Conservation on Textiles from Cultural Heritage

Recep KARADAG

Marmara University, Fine of Art Faculty, Natural Dyes Laboratory, Istanbul-Turkey.

Abstract: Since the history of mankind, put on or cover oneself is one of the basic needs. For this, various

fibres of textiles were used for examples linen, cotton, wool, silk, mohair, etc. In this present paper, non-

destructive and micro analytical methods were investigated for conservation of the historical and

archaeological textiles that they are received until recent years. Identification of an art object material of

cultural heritage had received significant attention, because of its importance for the development of

appropriate restoration and conservation strategies.

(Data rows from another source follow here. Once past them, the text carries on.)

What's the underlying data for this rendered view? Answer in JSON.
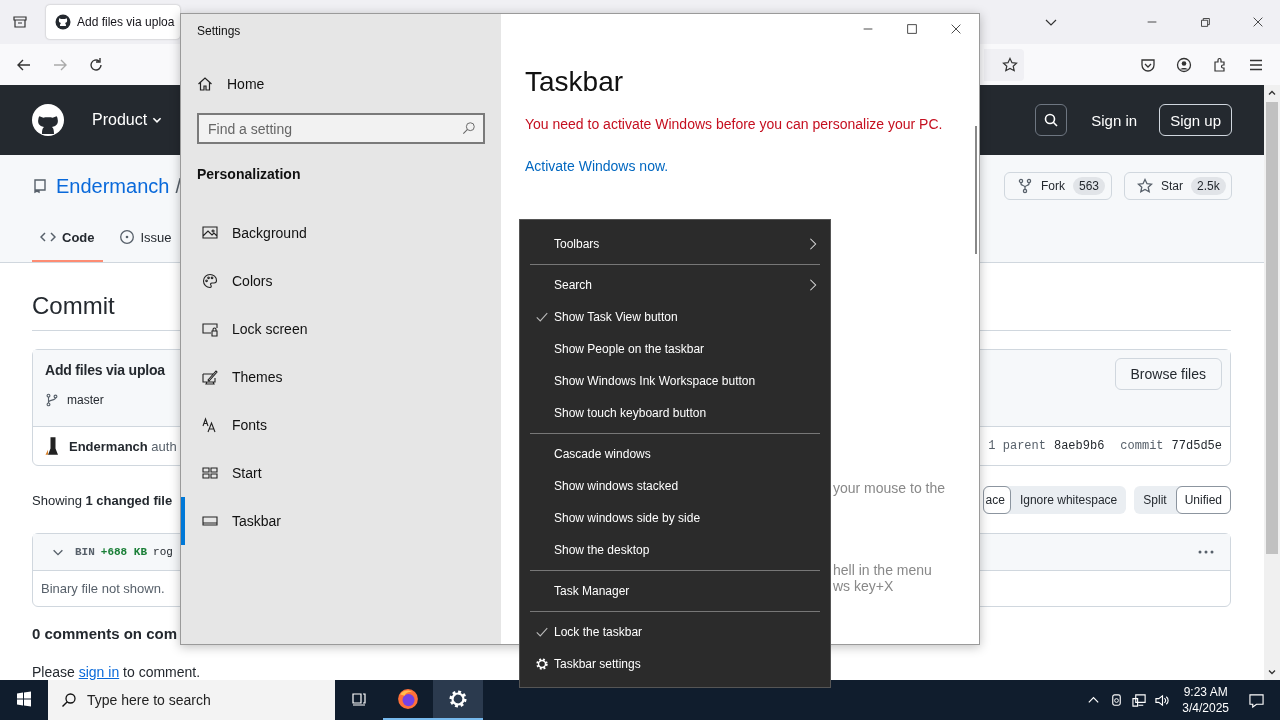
{
  "browser": {
    "tab_title": "Add files via uploa"
  },
  "github": {
    "header": {
      "nav_item": "Product",
      "sign_in": "Sign in",
      "sign_up": "Sign up"
    },
    "repo": {
      "owner": "Endermanch",
      "separator": "/",
      "actions": [
        {
          "kind": "fork",
          "label": "Fork",
          "count": "563"
        },
        {
          "kind": "star",
          "label": "Star",
          "count": "2.5k"
        }
      ],
      "tabs": [
        {
          "kind": "code",
          "label": "Code",
          "selected": true
        },
        {
          "kind": "issues",
          "label": "Issue",
          "selected": false
        }
      ]
    },
    "commit": {
      "heading": "Commit",
      "title": "Add files via uploa",
      "browse": "Browse files",
      "branch": "master",
      "author": "Endermanch",
      "authored": "auth",
      "parent_label": "1 parent",
      "parent_sha": "8aeb9b6",
      "commit_label": "commit",
      "commit_sha": "77d5d5e"
    },
    "diff_summary": "Showing **1 changed file**",
    "view_groups": [
      [
        {
          "label": "ace",
          "selected": true
        },
        {
          "label": "Ignore whitespace",
          "selected": false
        }
      ],
      [
        {
          "label": "Split",
          "selected": false
        },
        {
          "label": "Unified",
          "selected": true
        }
      ]
    ],
    "file": {
      "status": "BIN",
      "size": "+688 KB",
      "name": "rog",
      "note": "Binary file not shown."
    },
    "comments": {
      "heading": "0 comments on com",
      "prompt_before": "Please",
      "link": "sign in",
      "prompt_after": "to comment."
    }
  },
  "settings": {
    "title": "Settings",
    "home": "Home",
    "search": {
      "placeholder": "Find a setting"
    },
    "section": "Personalization",
    "nav": [
      {
        "kind": "background",
        "label": "Background",
        "selected": false
      },
      {
        "kind": "colors",
        "label": "Colors",
        "selected": false
      },
      {
        "kind": "lock",
        "label": "Lock screen",
        "selected": false
      },
      {
        "kind": "themes",
        "label": "Themes",
        "selected": false
      },
      {
        "kind": "fonts",
        "label": "Fonts",
        "selected": false
      },
      {
        "kind": "start",
        "label": "Start",
        "selected": false
      },
      {
        "kind": "taskbar",
        "label": "Taskbar",
        "selected": true
      }
    ],
    "heading": "Taskbar",
    "warning": "You need to activate Windows before you can personalize your PC.",
    "activate_link": "Activate Windows now.",
    "fragments": [
      "your mouse to the",
      "hell in the menu",
      "ws key+X"
    ]
  },
  "context_menu": {
    "groups": [
      [
        {
          "kind": "submenu",
          "label": "Toolbars"
        }
      ],
      [
        {
          "kind": "submenu",
          "label": "Search"
        },
        {
          "kind": "toggle",
          "label": "Show Task View button",
          "checked": true
        },
        {
          "kind": "toggle",
          "label": "Show People on the taskbar",
          "checked": false
        },
        {
          "kind": "toggle",
          "label": "Show Windows Ink Workspace button",
          "checked": false
        },
        {
          "kind": "toggle",
          "label": "Show touch keyboard button",
          "checked": false
        }
      ],
      [
        {
          "kind": "command",
          "label": "Cascade windows"
        },
        {
          "kind": "command",
          "label": "Show windows stacked"
        },
        {
          "kind": "command",
          "label": "Show windows side by side"
        },
        {
          "kind": "command",
          "label": "Show the desktop"
        }
      ],
      [
        {
          "kind": "command",
          "label": "Task Manager"
        }
      ],
      [
        {
          "kind": "toggle",
          "label": "Lock the taskbar",
          "checked": true
        },
        {
          "kind": "settings",
          "label": "Taskbar settings"
        }
      ]
    ]
  },
  "taskbar": {
    "search": {
      "placeholder": "Type here to search"
    },
    "apps": [
      {
        "kind": "firefox",
        "selected": false
      },
      {
        "kind": "settings",
        "selected": true
      }
    ],
    "time": "9:23 AM",
    "date": "3/4/2025"
  }
}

Keywords: Cultural heritage, conservation, HPLC-PDA, SEM-EDX, natural dyes.

Introduction

Since pre-historical times, mankind has searched for materials for colouring skin, painting and for dyeing

(CARDON, 2003). For dyeing purposes, organic dyes of vegetal and animal origin were employed through

human history (HOFENK DE GRAAFF, 2004). Before the 19th century, textiles were dyed with natural

dyestuffs that were largely of plant or insect origin (SUROWIEC et al., 2006).

Natural dyes are obtained from plants (buckthorn, weld, madder, hemp, etc.), insects (cochineal, Ararat

kermes, etc.), and molluscs Hexaplex trunculus (Murex trunculus), Murex brandaris (Bolinus brandaris), etc.)

(KARAPANAGIOTIS et al., 2006; ROSENBERG, 2008).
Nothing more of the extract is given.